A Comissão de Constituição e Justiça (CCJ) aprovou nesta quarta-feira (29) o projeto de lei (PL) 3.983/2019, pelo qual a certificação digital poderá relacionar diretamente os representantes e representados no caso de empresas, órgãos públicos e pessoas incapazes. O texto do senador Irajá (PSD-TO) teve relatório favorável do senador Esperidião Amin (PP-SC). A matéria segue para a Câmara dos Deputados, se não houver recurso para votação no Plenário.
Segundo Irajá, a mudança é necessária para que os certificados digitais da Infraestrutura de Chaves Públicas Brasileira (ICP-Brasil) também possam atestar poderes de representação de órgãos públicos, empresas e pessoas incapazes. Hoje, é preciso apresentar documentos físicos para comprovar tais poderes. Segundo o parlamentar, a exigência “debilita a utilidade da certificação digital”.
Esperidião Amin destacou que os certificados atuais não são afetados pela mudança, uma vez que já podem conter informações sobre poderes de representação. A alteração, explica no relatório, afeta desenvolvedores e mantenedores de softwares, que passam a ter de processar a informação sobre quem está praticando o ato e se o faz representando alguém ou alguma entidade.

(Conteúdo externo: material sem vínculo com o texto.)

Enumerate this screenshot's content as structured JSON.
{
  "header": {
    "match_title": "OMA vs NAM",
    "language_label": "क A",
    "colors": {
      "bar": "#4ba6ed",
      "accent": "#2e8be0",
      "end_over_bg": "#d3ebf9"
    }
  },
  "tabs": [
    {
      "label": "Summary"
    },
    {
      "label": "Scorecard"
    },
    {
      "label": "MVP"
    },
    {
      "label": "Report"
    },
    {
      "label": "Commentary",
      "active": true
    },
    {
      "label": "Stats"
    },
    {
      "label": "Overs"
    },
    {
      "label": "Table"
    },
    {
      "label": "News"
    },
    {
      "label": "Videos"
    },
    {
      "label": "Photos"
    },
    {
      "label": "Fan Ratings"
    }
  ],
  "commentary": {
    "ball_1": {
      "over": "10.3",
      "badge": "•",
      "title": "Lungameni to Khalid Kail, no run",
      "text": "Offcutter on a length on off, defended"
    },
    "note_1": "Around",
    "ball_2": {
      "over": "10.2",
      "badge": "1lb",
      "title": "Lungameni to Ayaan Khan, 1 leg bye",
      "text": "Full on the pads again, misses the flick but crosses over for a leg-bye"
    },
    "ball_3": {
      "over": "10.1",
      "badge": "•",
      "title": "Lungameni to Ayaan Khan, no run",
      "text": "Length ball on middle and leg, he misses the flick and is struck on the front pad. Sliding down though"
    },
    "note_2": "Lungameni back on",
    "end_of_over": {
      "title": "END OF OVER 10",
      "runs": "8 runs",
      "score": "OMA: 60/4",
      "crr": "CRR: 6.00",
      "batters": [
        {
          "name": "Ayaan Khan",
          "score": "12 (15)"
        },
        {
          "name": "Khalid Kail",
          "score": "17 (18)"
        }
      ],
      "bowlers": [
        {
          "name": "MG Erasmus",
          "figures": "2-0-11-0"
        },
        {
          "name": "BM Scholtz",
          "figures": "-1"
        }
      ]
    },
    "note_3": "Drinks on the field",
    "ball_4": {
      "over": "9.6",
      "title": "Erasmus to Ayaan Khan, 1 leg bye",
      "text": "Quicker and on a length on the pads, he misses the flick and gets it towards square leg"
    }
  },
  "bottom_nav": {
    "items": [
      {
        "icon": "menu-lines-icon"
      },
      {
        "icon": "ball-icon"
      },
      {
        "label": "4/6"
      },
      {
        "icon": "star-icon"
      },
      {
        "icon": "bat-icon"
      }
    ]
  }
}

“Tal alteração resolverá, espera-se, um problema concreto, que toca especialmente à administração pública, mas também interessa àqueles que têm a função de representar pessoas incapazes”, avalia o relator. Para Amin, a medida moderniza o sistema de certificados digitais sem gerar despesas para o portador do certificado nem para o certificador.
Agência Senado (Reprodução autorizada mediante citação da Agência Senado)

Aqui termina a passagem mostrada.